Under Secretary of State for Political Affairs Tom Shannon will meet with Deputy Foreign Minister Sergei Ryabkov amid reports that the Trump administration is considering returning to Russia access to two diplomatic compounds in the U.S.
The State Department has declined to say whether the reports are accurate. Secretary Tillerson’s senior adviser RC Hammond would only say, “The U.S. and Russia have reached no agreements.”
“The goal of the meeting is to resolve a laundry list of smaller grievances between the two countries,” he added.
Russian diplomats and their families were expelled from diplomatic compounds in New York and Maryland by the Obama administration, in response to the Russian interference in the 2016 election and the harassment of American diplomats in Russia.

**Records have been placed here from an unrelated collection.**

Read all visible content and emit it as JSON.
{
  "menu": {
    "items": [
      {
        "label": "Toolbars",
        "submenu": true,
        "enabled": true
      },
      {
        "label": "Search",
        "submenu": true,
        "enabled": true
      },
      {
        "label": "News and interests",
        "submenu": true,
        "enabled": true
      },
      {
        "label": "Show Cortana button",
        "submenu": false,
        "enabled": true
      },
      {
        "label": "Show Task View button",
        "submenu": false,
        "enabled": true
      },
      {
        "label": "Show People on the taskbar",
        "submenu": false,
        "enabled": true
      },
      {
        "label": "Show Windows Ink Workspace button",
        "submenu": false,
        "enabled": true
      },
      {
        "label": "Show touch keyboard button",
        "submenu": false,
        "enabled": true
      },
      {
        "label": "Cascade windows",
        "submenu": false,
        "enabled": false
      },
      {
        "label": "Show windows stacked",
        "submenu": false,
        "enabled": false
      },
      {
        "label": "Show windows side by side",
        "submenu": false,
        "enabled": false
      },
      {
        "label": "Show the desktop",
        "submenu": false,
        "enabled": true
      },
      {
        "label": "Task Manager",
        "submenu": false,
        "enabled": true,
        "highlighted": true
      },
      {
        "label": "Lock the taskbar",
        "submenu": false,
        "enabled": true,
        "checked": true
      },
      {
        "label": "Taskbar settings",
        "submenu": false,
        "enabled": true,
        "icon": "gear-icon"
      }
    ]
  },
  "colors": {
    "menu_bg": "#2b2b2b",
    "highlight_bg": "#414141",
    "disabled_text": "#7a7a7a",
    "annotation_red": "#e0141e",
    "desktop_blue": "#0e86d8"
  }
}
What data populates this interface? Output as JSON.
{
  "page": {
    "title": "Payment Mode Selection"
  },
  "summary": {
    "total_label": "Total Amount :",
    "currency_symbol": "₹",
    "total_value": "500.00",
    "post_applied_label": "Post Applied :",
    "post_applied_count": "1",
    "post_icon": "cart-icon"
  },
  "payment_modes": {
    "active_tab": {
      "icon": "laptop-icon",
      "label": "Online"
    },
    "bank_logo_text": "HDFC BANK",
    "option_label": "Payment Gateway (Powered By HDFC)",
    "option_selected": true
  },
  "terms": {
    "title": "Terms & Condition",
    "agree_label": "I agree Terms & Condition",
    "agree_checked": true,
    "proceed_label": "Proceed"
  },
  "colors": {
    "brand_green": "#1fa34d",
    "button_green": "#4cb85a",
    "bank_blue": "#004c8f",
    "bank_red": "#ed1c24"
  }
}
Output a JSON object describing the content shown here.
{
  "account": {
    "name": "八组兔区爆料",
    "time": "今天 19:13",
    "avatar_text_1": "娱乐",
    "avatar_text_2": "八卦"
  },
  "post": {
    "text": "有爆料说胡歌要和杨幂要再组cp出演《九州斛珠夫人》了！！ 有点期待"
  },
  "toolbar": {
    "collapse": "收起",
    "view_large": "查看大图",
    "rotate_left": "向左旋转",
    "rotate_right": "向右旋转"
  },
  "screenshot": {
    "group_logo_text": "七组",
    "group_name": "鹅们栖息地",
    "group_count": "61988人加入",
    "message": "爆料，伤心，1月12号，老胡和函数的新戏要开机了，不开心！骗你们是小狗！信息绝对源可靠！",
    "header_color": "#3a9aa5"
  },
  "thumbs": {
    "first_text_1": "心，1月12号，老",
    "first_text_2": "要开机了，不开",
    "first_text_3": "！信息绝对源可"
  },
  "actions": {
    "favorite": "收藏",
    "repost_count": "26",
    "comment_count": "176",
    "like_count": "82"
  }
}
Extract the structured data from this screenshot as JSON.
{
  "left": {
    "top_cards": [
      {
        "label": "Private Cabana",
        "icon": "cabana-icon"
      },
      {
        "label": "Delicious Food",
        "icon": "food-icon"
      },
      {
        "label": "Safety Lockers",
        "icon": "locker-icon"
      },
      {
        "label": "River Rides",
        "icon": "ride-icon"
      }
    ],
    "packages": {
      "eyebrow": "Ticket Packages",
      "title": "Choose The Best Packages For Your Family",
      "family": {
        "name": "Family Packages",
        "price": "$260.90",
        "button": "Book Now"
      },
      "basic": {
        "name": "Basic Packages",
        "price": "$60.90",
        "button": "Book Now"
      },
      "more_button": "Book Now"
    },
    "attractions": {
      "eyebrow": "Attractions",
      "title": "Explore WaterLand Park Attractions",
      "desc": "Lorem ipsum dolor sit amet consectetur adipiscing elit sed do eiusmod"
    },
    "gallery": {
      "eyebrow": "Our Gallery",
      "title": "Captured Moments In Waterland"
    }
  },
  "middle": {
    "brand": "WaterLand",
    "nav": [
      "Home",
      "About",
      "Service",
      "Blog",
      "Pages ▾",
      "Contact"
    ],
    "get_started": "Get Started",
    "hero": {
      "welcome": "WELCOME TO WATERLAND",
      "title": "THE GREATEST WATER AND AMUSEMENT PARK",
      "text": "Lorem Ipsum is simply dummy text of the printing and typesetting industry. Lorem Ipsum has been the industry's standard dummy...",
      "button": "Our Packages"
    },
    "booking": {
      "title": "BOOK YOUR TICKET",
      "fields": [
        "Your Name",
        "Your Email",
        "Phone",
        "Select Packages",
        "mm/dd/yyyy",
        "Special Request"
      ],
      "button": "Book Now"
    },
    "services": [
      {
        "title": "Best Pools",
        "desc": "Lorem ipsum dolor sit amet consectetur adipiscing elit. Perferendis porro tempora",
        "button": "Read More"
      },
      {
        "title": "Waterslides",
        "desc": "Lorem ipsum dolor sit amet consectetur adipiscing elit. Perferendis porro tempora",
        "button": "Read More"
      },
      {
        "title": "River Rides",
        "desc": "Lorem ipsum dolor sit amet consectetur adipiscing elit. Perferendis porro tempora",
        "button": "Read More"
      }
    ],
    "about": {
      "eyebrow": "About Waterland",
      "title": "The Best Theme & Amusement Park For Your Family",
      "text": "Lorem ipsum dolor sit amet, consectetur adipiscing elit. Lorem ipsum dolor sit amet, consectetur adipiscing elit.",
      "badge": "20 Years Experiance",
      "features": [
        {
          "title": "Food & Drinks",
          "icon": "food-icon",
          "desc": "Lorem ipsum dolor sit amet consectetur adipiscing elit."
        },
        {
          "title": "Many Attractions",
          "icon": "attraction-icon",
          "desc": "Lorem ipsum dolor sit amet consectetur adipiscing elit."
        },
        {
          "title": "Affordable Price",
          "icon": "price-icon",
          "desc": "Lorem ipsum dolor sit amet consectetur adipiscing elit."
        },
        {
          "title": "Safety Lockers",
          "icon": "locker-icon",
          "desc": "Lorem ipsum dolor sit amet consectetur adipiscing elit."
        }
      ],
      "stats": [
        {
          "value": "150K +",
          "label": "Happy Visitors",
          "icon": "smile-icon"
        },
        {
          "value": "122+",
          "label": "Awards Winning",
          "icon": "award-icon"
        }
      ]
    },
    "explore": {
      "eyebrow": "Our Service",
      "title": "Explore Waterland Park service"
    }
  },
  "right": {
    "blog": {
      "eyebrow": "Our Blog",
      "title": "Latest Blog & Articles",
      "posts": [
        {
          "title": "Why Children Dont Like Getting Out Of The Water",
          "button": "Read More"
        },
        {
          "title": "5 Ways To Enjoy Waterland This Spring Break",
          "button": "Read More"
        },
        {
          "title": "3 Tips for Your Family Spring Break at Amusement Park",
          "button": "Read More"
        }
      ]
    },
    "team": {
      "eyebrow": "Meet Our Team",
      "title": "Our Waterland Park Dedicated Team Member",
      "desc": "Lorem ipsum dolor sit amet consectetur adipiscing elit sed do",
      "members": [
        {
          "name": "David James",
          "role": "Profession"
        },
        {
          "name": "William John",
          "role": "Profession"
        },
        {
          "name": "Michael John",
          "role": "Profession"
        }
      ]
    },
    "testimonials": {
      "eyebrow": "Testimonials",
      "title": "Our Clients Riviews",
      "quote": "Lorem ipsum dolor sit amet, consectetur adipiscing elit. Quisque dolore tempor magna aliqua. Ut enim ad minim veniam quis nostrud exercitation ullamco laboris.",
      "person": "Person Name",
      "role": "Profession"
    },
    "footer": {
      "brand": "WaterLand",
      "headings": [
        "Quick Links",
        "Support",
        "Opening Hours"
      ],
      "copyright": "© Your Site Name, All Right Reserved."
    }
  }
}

Just this week, Tillerson said that President Trump tasked him with restoring relations with Russia, regardless of the political firestorm back home and the multiple investigations into ties between Russia and the Trump campaign. To Russia, returning what they see as their property is a key component of doing so.
“The president asked me to begin a re-engagement process with Russia,” Tillerson said in Wellington, New Zealand, Tuesday. “The President has been clear to me do not let what’s happening over here in the political realm prevent you from the work you need to do on this relationship.”
But the idea of returning the compounds has faced strong bipartisan opposition. Republican Senator Lindsey Graham joined three Democratic colleagues – Kirsten Gillibrand, Amy Klobuchar, and Chris Van Hollen – in a letter to the president urging the administration not to return them.
“Returning the compounds to Russian control is unjustifiable,” they wrote. “It would both make it easier for the Kremlin to continue its intelligence operations in our own backyard and make it clear that they can avoid consequences for their actions. We strongly advise against it.”
The summit in St. Petersburg comes after Shannon and Ryabkov held previous talks in New York on May 8 at the behest of their bosses, Tillerson and his counterpart Sergei Lavrov, who met in Moscow in April and directed them to deal with the smaller issues dragging down any reconciliation in the relationship.
Those issues include not just the Russian compounds in the U.S., but a new American consulate in St. Petersburg that Russia has frozen construction on, as well as a Russian ban on Americans adopting Russian children and American criticism of Russia’s human rights record. The Trump administration believes that clearing the deck on some of these problems could lead to cooperation on larger issues, like counterterrorism operations in Russia.